Furthermore, a worthwhile research topic is the function of blockchain in smart cities. By lowering dependency on centralized authority, blockchain-based solutions can enhance IoT security, data integrity, and decentralized identity management. By automating transactions in urban infrastructure, smart contracts can improve efficiency in domains like digital identity verification, energy trading, and transportation management. Future research should examine how blockchain may be integrated with AI and IoT to create autonomous, tamper-proof smart city ecosystems that improve security and transparency.

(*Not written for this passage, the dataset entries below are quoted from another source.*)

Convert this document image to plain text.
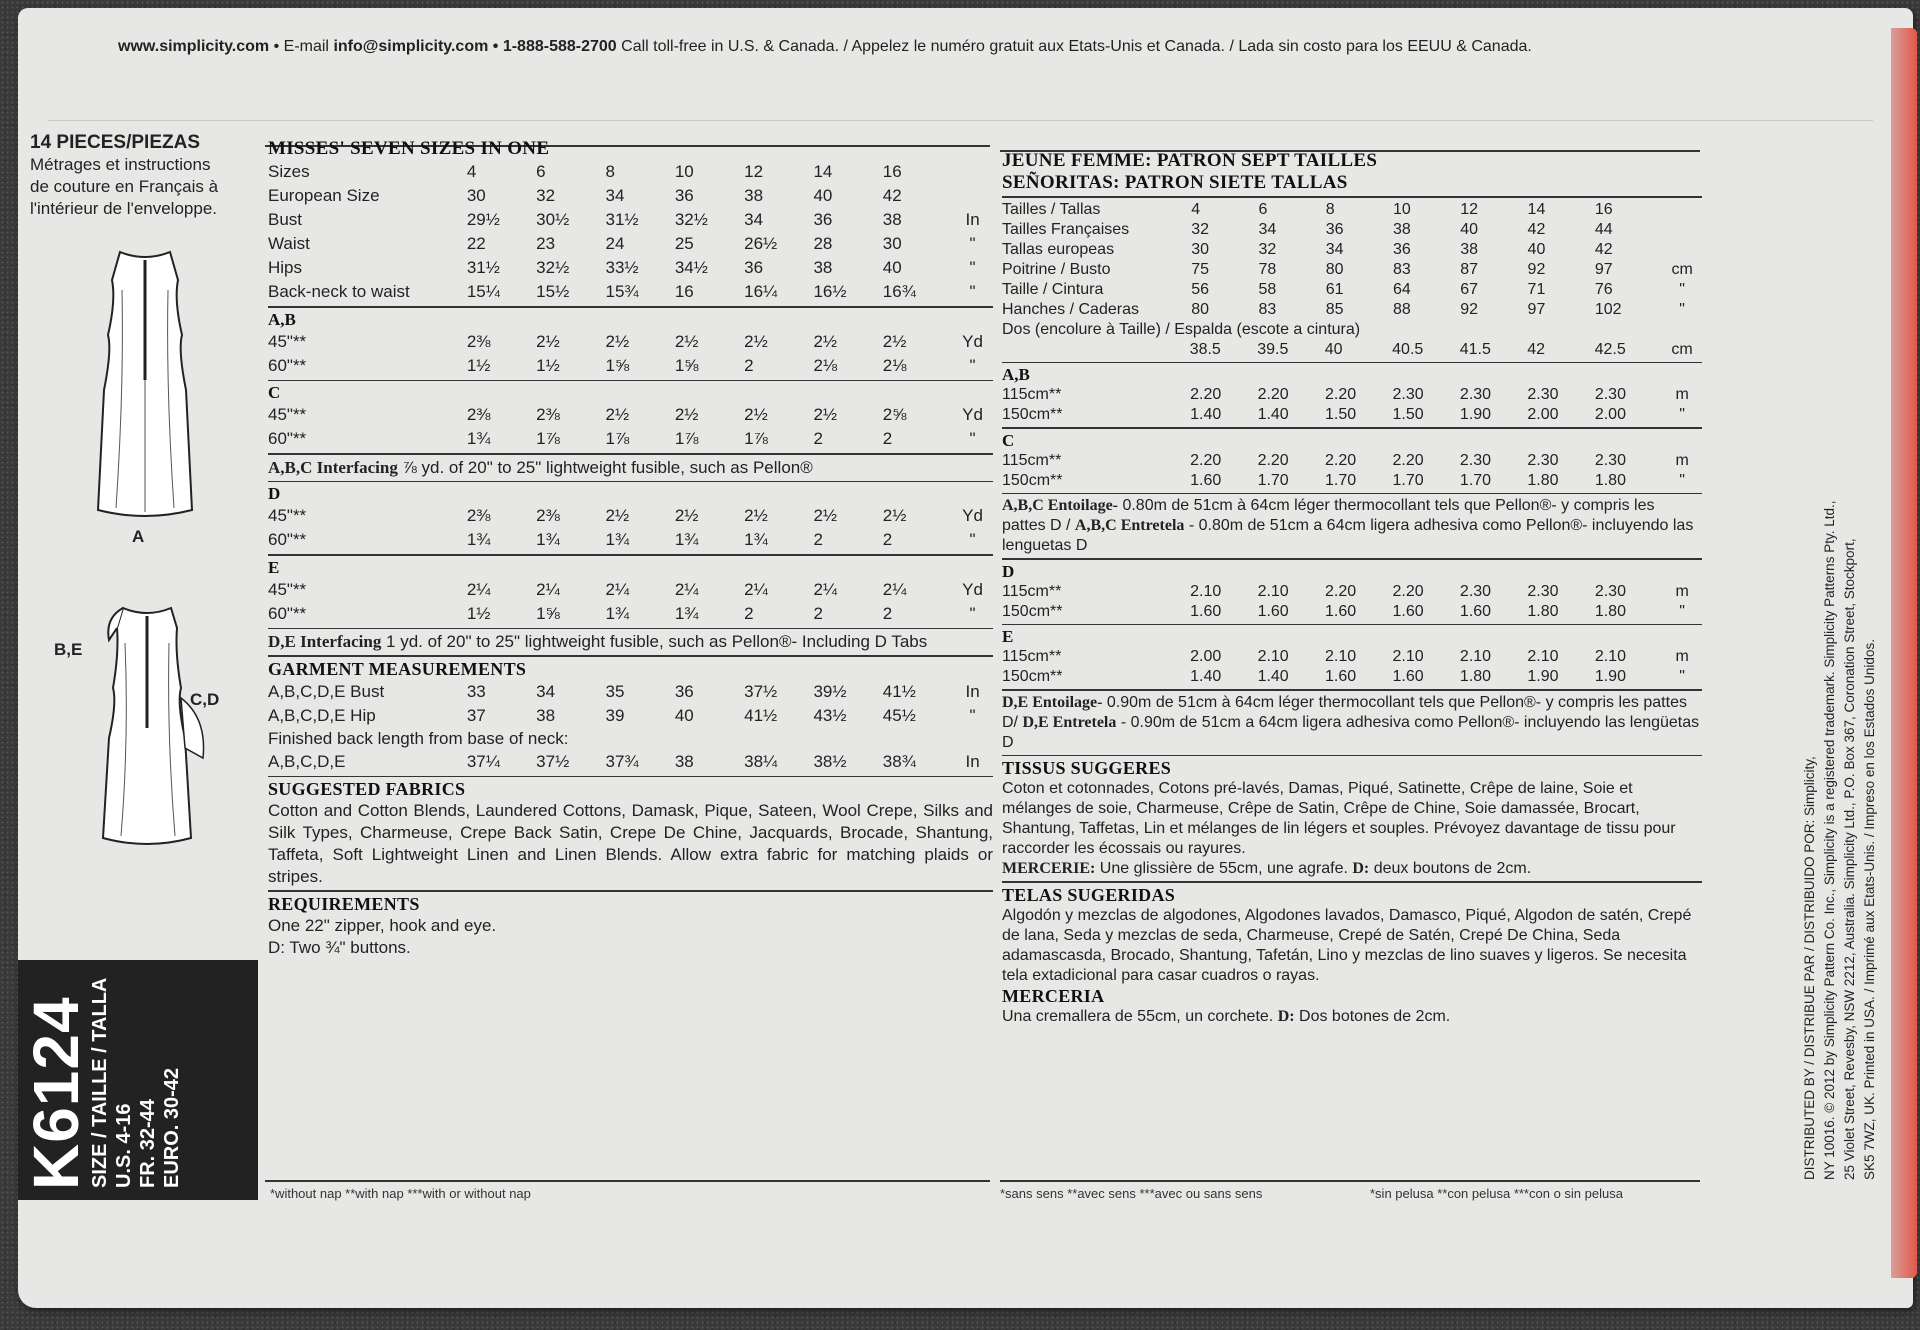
www.simplicity.com • E-mail info@simplicity.com • 1-888-588-2700 Call toll-free in U.S. & Canada. / Appelez le numéro gratuit aux Etats-Unis et Canada. / Lada sin costo para los EEUU & Canada.
14 PIECES/PIEZAS
Métrages et instructions
de couture en Français à
l'intérieur de l'enveloppe.
A
B,E
C,D
K6124
SIZE / TAILLE / TALLA U.S. 4-16 FR. 32-44 EURO. 30-42
MISSES' SEVEN SIZES IN ONE
Sizes	4	6	8	10	12	14	16	
European Size	30	32	34	36	38	40	42	
Bust	29½	30½	31½	32½	34	36	38	In
Waist	22	23	24	25	26½	28	30	"
Hips	31½	32½	33½	34½	36	38	40	"
Back-neck to waist	15¼	15½	15¾	16	16¼	16½	16¾	"
A,B
45"**	2⅜	2½	2½	2½	2½	2½	2½	Yd
60"**	1½	1½	1⅝	1⅝	2	2⅛	2⅛	"
C
45"**	2⅜	2⅜	2½	2½	2½	2½	2⅝	Yd
60"**	1¾	1⅞	1⅞	1⅞	1⅞	2	2	"
A,B,C Interfacing ⅞ yd. of 20" to 25" lightweight fusible, such as Pellon®
D
45"**	2⅜	2⅜	2½	2½	2½	2½	2½	Yd
60"**	1¾	1¾	1¾	1¾	1¾	2	2	"
E
45"**	2¼	2¼	2¼	2¼	2¼	2¼	2¼	Yd
60"**	1½	1⅝	1¾	1¾	2	2	2	"
D,E Interfacing 1 yd. of 20" to 25" lightweight fusible, such as Pellon®- Including D Tabs
GARMENT MEASUREMENTS
A,B,C,D,E Bust	33	34	35	36	37½	39½	41½	In
A,B,C,D,E Hip	37	38	39	40	41½	43½	45½	"
Finished back length from base of neck:
A,B,C,D,E	37¼	37½	37¾	38	38¼	38½	38¾	In
SUGGESTED FABRICS
Cotton and Cotton Blends, Laundered Cottons, Damask, Pique, Sateen, Wool Crepe, Silks and Silk Types, Charmeuse, Crepe Back Satin, Crepe De Chine, Jacquards, Brocade, Shantung, Taffeta, Soft Lightweight Linen and Linen Blends. Allow extra fabric for matching plaids or stripes.
REQUIREMENTS
One 22" zipper, hook and eye.
D: Two ¾" buttons.
*without nap **with nap ***with or without nap
JEUNE FEMME: PATRON SEPT TAILLES
SEÑORITAS: PATRON SIETE TALLAS
Tailles / Tallas	4	6	8	10	12	14	16	
Tailles Françaises	32	34	36	38	40	42	44	
Tallas europeas	30	32	34	36	38	40	42	
Poitrine / Busto	75	78	80	83	87	92	97	cm
Taille / Cintura	56	58	61	64	67	71	76	"
Hanches / Caderas	80	83	85	88	92	97	102	"
Dos (encolure à Taille) / Espalda (escote a cintura)
	38.5	39.5	40	40.5	41.5	42	42.5	cm
A,B
115cm**	2.20	2.20	2.20	2.30	2.30	2.30	2.30	m
150cm**	1.40	1.40	1.50	1.50	1.90	2.00	2.00	"
C
115cm**	2.20	2.20	2.20	2.20	2.30	2.30	2.30	m
150cm**	1.60	1.70	1.70	1.70	1.70	1.80	1.80	"
A,B,C Entoilage- 0.80m de 51cm à 64cm léger thermocollant tels que Pellon®- y compris les pattes D / A,B,C Entretela - 0.80m de 51cm a 64cm ligera adhesiva como Pellon®- incluyendo las lenguetas D
D
115cm**	2.10	2.10	2.20	2.20	2.30	2.30	2.30	m
150cm**	1.60	1.60	1.60	1.60	1.60	1.80	1.80	"
E
115cm**	2.00	2.10	2.10	2.10	2.10	2.10	2.10	m
150cm**	1.40	1.40	1.60	1.60	1.80	1.90	1.90	"
D,E Entoilage- 0.90m de 51cm à 64cm léger thermocollant tels que Pellon®- y compris les pattes D/ D,E Entretela - 0.90m de 51cm a 64cm ligera adhesiva como Pellon®- incluyendo las lengüetas D
TISSUS SUGGERES
Coton et cotonnades, Cotons pré-lavés, Damas, Piqué, Satinette, Crêpe de laine, Soie et mélanges de soie, Charmeuse, Crêpe de Satin, Crêpe de Chine, Soie damassée, Brocart, Shantung, Taffetas, Lin et mélanges de lin légers et souples. Prévoyez davantage de tissu pour raccorder les écossais ou rayures.
MERCERIE: Une glissière de 55cm, une agrafe. D: deux boutons de 2cm.
TELAS SUGERIDAS
Algodón y mezclas de algodones, Algodones lavados, Damasco, Piqué, Algodon de satén, Crepé de lana, Seda y mezclas de seda, Charmeuse, Crepé de Satén, Crepé De China, Seda adamascasda, Brocado, Shantung, Tafetán, Lino y mezclas de lino suaves y ligeros. Se necesita tela extadicional para casar cuadros o rayas.
MERCERIA
Una cremallera de 55cm, un corchete. D: Dos botones de 2cm.
*sans sens **avec sens ***avec ou sans sens	*sin pelusa **con pelusa ***con o sin pelusa
DISTRIBUTED BY / DISTRIBUE PAR / DISTRIBUIDO POR: Simplicity, NY 10016. © 2012 by Simplicity Pattern Co. Inc., Simplicity is a registered trademark. Simplicity Patterns Pty. Ltd., 25 Violet Street, Revesby, NSW 2212, Australia. Simplicity Ltd., P.O. Box 367, Coronation Street, Stockport, SK5 7WZ, UK. Printed in USA. / Imprimé aux Etats-Unis. / Impreso en los Estados Unidos.
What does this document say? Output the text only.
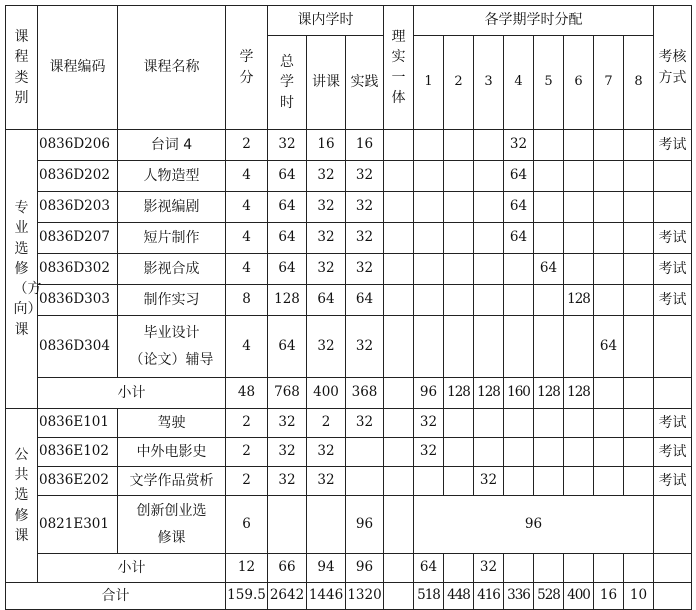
课程类别	课程编码	课程名称	学分	课内学时			理实一体	各学期学时分配								考核方式
				总学时	讲课	实践		1	2	3	4	5	6	7	8	
专业选修（方向）课	0836D206	台词 4	2	32	16	16					32					考试
	0836D202	人物造型	4	64	32	32					64					
	0836D203	影视编剧	4	64	32	32					64					
	0836D207	短片制作	4	64	32	32					64					考试
	0836D302	影视合成	4	64	32	32						64				考试
	0836D303	制作实习	8	128	64	64							128			考试
	0836D304	毕业设计
（论文）辅导	4	64	32	32								64		
	小计		48	768	400	368		96	128	128	160	128	128			
公共选修课	0836E101	驾驶	2	32	2	32		32								考试
	0836E102	中外电影史	2	32	32			32								考试
	0836E202	文学作品赏析	2	32	32					32						考试
	0821E301	创新创业选
修课	6			96		96								
	小计		12	66	94	96		64		32						
合计			159.5	2642	1446	1320		518	448	416	336	528	400	16	10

Future studies should investigate blockchain-based solutions for decentralized smart city frameworks, privacy-enhancing technologies for safe data management, and AI-driven governance for intelligent decision-making. In order to ensure that smart cities live up to their promise of improving urban living while protecting privacy and security, academics can help create more secure, effective, and resilient IoT-powered urban environments by tackling these issues.
Conclusions
In conclusion, this survey article has explored various aspects of IoT-based smart cities, focusing on their primary components, applications, and challenges. We investigated the diverse landscape of smart homes, health, industry, energy, infrastructure, city services, agriculture, and waste management within the framework of IoT. Additionally, we delved into the crucial role of AI in enhancing IoT capabilities and examined various sensing technologies and wireless communication methods vital for smart city implementations.
Furthermore, this study presented real-world synergies and case studies from cities like Masdar City in Abu Dhabi, New York, Copenhagen, Singapore, Fujisawa, and Kashiwa-no-ha in Japan. While highlighting the promising advancements, we also addressed the primary challenges associated with adopting IoT in smart cities, including security issues, big data management, networking concerns, and governance issues. Recognizing the importance of overcoming these challenges, we outlined potential limitations and proposed future research directions. This survey acknowledges the critical need to address security and privacy concerns, ensure data integrity, and establish standards for global IoT implementations.